6) Mängel und Vorzüge der anschauenden Erkenntnis vor der abstrakten.

Die Anschauung lässt sich leider weder festhalten, noch mitteilen; allenfalls lassen sich die objektiven Bedingungen dazu durch die bildenden Künste und schon viel mittelbarer durch die Poesie, gereinigt und verdeutlicht den Anderen vorlegen; aber sie beruht ebenso sehr auf subjektiven Bedingungen, die nicht Jedem und Keinem jederzeit zu Gebote stehen, ja die in den höheren Graden der Vollkommenheit nur die Begünstigung Weniger sind. Unbedingt mitteilbar ist nur die schlechteste Erkenntnis, die abstrakte, die sekundäre, der Begriff, der bloße Schatten eigentlicher Erkenntnis. (W. II, 79. — Vergl. auch Abstrakt.)
Die anschauende Erkenntnis ist zwar die vollkommenste und genügendste, aber sie ist auf das ganz Einzelne, das Individuelle beschränkt. (W. II, 155.) Im Praktischen vermag die intuitive Erkenntnis des Verstandes unser Tun und Benehmen unmittelbar zu leiten und ist dadurch in allen Fällen, die keine Zeit zur Überlegung gestatten, im Vorteil vor der abstrakten Erkenntnis der Vernunft. Die intuitive Erkenntnis, welche stets nur das Einzelne auffasst, steht in unmittelbarer Beziehung zum gegenwärtigen Fall: Regel, Fall und Anwendung ist für sie Eins, und diesem folgt das Handeln auf dem Fuß. Jedoch gibt es auch Dinge und Lagen, für welche die abstrakte Erkenntnis brauchbarer ist als die intuitive. Wenn es nämlich ein Begriff ist, der bei einer Angelegenheit unser Tun leitet, so hat er den Vorzug, einmal gefasst, unveränderlich zu sein, daher wir unter seiner Leitung mit vollkommener Sicherheit und Festigkeit zu Werke gehen. Allein diese Sicherheit, die der Begriff auf der subjektiven Seite verleiht, wird aufgewogen durch die auf der objektiven Seite ihn begleitende Unsicherheit, nämlich der ganze Begriff kann falsch und grundlos sein, oder, auch das zu behandelnde Objekt nicht unter ihn gehören. Ist es hingegen unmittelbar die Anschauung der zu behandelnden Objekte und ihrer Verhältnisse, die unser Tun leitet, so schwanken wir leicht bei jedem Schritt; denn die Anschauung ist durchweg modifikabel, ist zweideutig, hat unerschöpfliche Einzelheiten in sich und zeigt viele Seiten nacheinander; wir handeln daher ohne volle Zuversicht. Allein diese subjektive Unsicherheit wird durch die objektive Sicherheit kompensiert, denn hier steht kein Begriff zwischen dem Objekt und uns, wir verlieren dieses nicht aus dem Auge; wenn wir daher nur richtig sehen, so werden wir das Rechte treffen. (W. II, 81 fg.)

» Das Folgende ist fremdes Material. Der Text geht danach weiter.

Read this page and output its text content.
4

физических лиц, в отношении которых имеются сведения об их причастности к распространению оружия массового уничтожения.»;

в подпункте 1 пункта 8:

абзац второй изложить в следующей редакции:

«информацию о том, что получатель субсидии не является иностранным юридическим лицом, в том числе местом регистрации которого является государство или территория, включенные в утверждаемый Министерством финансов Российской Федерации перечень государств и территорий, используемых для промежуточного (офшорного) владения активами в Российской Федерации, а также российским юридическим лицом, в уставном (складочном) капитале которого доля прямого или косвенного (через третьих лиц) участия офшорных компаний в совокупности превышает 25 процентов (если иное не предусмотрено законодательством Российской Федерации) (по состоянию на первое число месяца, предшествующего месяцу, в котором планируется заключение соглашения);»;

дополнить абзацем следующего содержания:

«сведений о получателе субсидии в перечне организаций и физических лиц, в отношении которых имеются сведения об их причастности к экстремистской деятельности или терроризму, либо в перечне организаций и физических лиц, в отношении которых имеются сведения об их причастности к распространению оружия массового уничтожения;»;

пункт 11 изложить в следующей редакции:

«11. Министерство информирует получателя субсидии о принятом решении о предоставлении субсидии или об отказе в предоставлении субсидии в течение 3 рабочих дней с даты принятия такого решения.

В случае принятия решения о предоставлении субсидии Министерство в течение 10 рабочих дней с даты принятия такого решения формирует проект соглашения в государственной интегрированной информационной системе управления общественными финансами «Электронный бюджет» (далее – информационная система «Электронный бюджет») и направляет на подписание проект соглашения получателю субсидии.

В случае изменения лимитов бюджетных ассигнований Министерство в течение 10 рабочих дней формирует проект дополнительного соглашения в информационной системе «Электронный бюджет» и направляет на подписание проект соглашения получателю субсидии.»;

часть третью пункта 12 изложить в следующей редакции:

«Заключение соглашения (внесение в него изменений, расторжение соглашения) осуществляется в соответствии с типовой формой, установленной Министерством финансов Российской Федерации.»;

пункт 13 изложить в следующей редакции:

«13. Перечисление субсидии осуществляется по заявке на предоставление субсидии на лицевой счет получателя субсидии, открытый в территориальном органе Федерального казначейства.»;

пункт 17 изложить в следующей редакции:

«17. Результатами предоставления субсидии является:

So lange wir uns rein anschauend verhalten ist Alles klar, fest und gewiss. Da gibt es weder Fragen noch Zweifeln, noch Irren. Die Anschauung ist sich selber genug; daher was rein aus ihr entsprungen und ihr treu geblieben ist, wie das echte Kunstwerk, niemals falsch sein, noch durch irgend eine Zeit widerlegt werden kann; denn es gibt keine Meinung, sondern die Sache selbst. Aber mit der abstrakten Erkenntnis, mit der Vernunft, ist im Theoretischen der Zweifel und der Irrtum, im Praktischen die Sorge und die Reue eingetreten. Wenn in der anschaulichen Vorstellung der Schein auf Augenblicke die Wirklichkeit entstellt, so kann in der abstrakten der Irrtum Jahrtausende herrschen, auf ganze Völker sein eisernes Joch werfen. (W. I, 41 fg.) Die Natur, d. i. das Anschauliche, lügt nie noch widerspricht sie sich, da ihr Wesen dergleichen ausschließt. Wo daher Widerspruch und Lüge ist, da sind Gedanken, die nicht aus objektiver Auffassung entsprungen sind, z. B. im Optimismus. (P. II, 13 fg.) Keine, aus einer objektiven, anschauenden Auffassung der Dinge entsprungene und folgerecht durchgeführte Ansicht der Welt kann durchaus falsch sein, sondern sie ist, schlimmsten Falles, nur einseitig, so z. B. der vollkommene Materialismus, der absolute Idealismus u. a. m. — Unvollständig und einseitig kann eine objektive Auffassung sein; dann gebührt ihr eine Ergänzung, nicht eine Widerlegung (P. II, 13 fg.)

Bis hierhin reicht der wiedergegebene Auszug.